Kapasitas Terpasang Pembangkit EBT Baru 14 Persen dari Total Nasional
Untuk bauran energi pembangkit, per Desember 2020 untuk EBT mencapai 13 persen, batu bara 66 persen, gas 17 persen, dan BBM 3,6 persen.
Penulis: Yanuar R Yovanda
Editor: Choirul Arifin
Laporan Wartawan Tribunnews.com, Yanuar Riezqi Yovanda
TRIBUNNEWS.COM, JAKARTA - Kementerian Energi dan Sumber Daya Mineral (ESDM) menyatakan, tren global menunjukkan kecenderungan penggunan pembangkit tenaga listrik menuju transisi menggunakan energi bersih.
Direktur Pembinaan Program Ketenagalistrikan Kementerian ESDM Alihuddin Sitompul mengatakan, pemerintah Indonesia juga mendorong transisi dari energi fosil menuju energi bersih melalui peningkatan kapasitas pembangkit tenaga listrik dari energi baru terbarukan (EBT).
"Hal ini dapat dilihat dari total kapasitas terpasang pembangkit EBT sampai Desember 2020 sebesar 10,43 giga watt atau sekira 14 persen dari total kapasitas terpasang pembangkit nasional," ujarnya di acara "Hutama Expert Talk Webinar Series" secara virtual, Kamis (25/3/2021).
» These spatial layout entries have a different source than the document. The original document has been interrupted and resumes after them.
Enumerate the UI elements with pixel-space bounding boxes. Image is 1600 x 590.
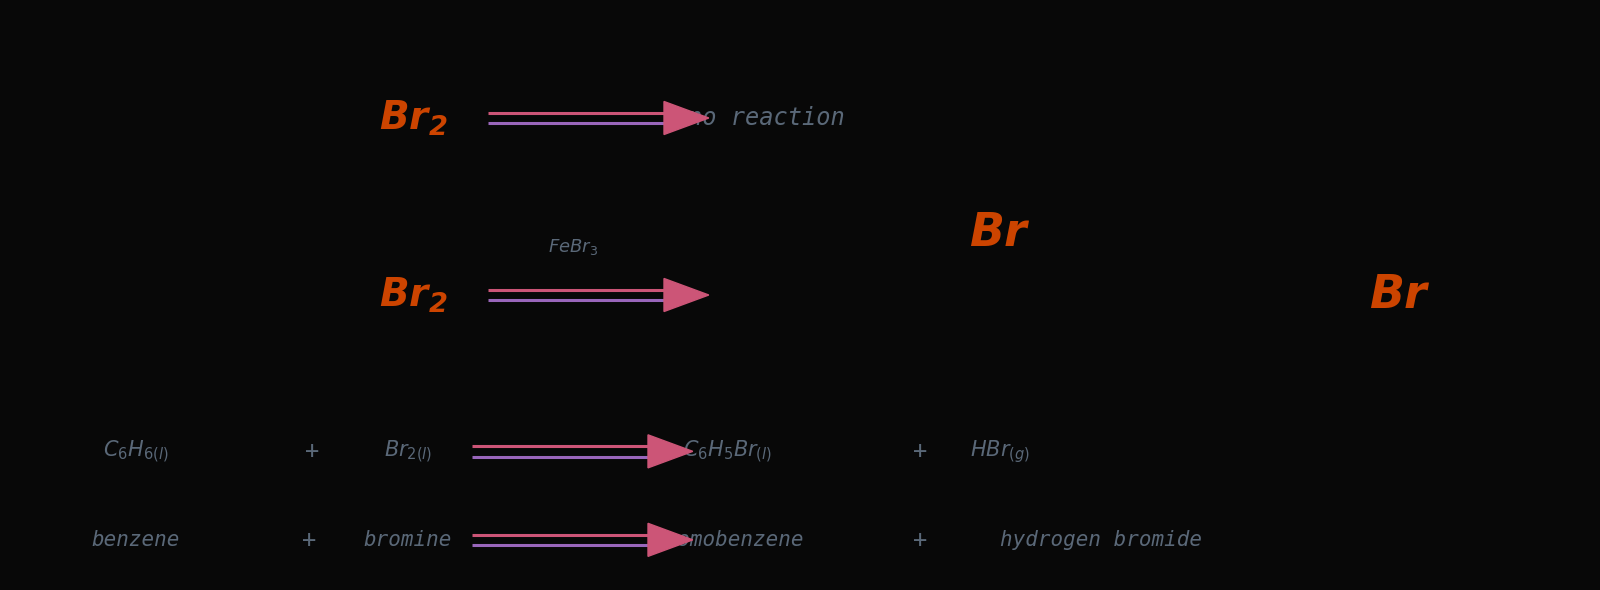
Text: benzene: benzene	[91, 530, 181, 550]
Text: $Br_{2(l)}$: $Br_{2(l)}$	[384, 438, 432, 464]
Polygon shape	[648, 435, 693, 468]
Text: no reaction: no reaction	[688, 106, 845, 130]
Text: +: +	[914, 528, 926, 552]
Text: $\bfit{Br}_{\bfit{2}}$: $\bfit{Br}_{\bfit{2}}$	[379, 99, 448, 137]
Polygon shape	[664, 278, 709, 312]
Text: $C_6H_5Br_{(l)}$: $C_6H_5Br_{(l)}$	[683, 438, 773, 464]
Polygon shape	[648, 523, 693, 556]
Text: $HBr_{(g)}$: $HBr_{(g)}$	[970, 438, 1030, 465]
Text: $\bfit{Br}_{\bfit{2}}$: $\bfit{Br}_{\bfit{2}}$	[379, 276, 448, 314]
Text: $FeBr_3$: $FeBr_3$	[547, 237, 598, 257]
Text: bromine: bromine	[363, 530, 453, 550]
Text: hydrogen bromide: hydrogen bromide	[1000, 530, 1202, 550]
Text: $C_6H_{6(l)}$: $C_6H_{6(l)}$	[102, 438, 170, 464]
Text: $\bfit{Br}$: $\bfit{Br}$	[1370, 272, 1430, 318]
Polygon shape	[664, 101, 709, 135]
Text: +: +	[306, 440, 318, 463]
Text: bromobenzene: bromobenzene	[653, 530, 803, 550]
Text: +: +	[914, 440, 926, 463]
Text: $\bfit{Br}$: $\bfit{Br}$	[970, 210, 1030, 256]
Text: +: +	[302, 528, 315, 552]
Untuk bauran energi pembangkit, per Desember 2020 untuk EBT mencapai 13 persen, batu bara 66 persen, gas 17 persen, dan BBM 3,6 persen.
Baca juga: RI Bidik Kota Giengen Jerman Kerja Sama Pengelolaan Limbah dan Energi Terbarukan
Alihuddin menjelaskan, upaya yang dilakukan pemerintah dalam pengembangan tenaga listrik ke depan adalah mengedepankan EBT dan pembangkit fosil dapat dikonversi menjadi pembangkit EBT.
Baca juga: Ibarat Harta Karun, Energi Terbarukan Kini Jadi Incaran Banyak Negara
Ada sembilan cara untuk mencapai tujuan itu yakni pertama yang bisa dilakukan adalah fleksibilitas penambahan pembangkit EBT di dalam rencana usaha penyediaan tenaga listrik PLN.
Baca juga: Kapasitas Pembangkit Energi Terbarukan Ditargetkan Tembus 978 Megawatt di 2021
Kedua, pengembangan smart grid, termasuk digitalisasi infrastruktur ketenagalistrikan yang sudah implementasi di beberapa daerah di Jawa dan Bali.
"Tujuannya yakni agar penyaluran tenaga listrik lebih efisien dan jika ada gangguan maka pemulihan lebih cepat," kata dia.
Ketiga, revisi grid code yaitu ini supaya energi baru terbarukan bisa lebih mudah masuk ke grid serta keempat adalah pengembangan PLTS atap.
Selanjutnya kelima adalah pengembangan pembangkit listrik berbasis CPO dan keenam melalui penyusunan Rancangan Peraturan Presiden (RPerpres) EBT.
Ketujuh, penggunaan EBT untuk meningkatkan elektrifikasi di daerah 3T (tertinggal, terdepan, terluar) untuk meningkatkan pertumbuhan ekonomi.
Kedelapan, EBT mengintegrasikan dari sisi suplai sampai sisi penggunaan energi, jadi mengembangkan industri di tempat itu, membangun PLTA di Kalimantan Utara misalnya.
"Kesembilan, dedieselisasi kita akan lakukan yang menggantikan sumber energi diesel menjadi biomass, sehingga PLTD dikonversi menjadi EBT," kata Alihuddin.
Di masa datang, pembangunan energi mengarah ke keberlanjutan dengan mengedepankan energi ramah lingkungan, era digital, dan industri 4.0.
"Ini semua akan berkontribusi dalam meningkatkan perekonomian nasional," pungkasnya.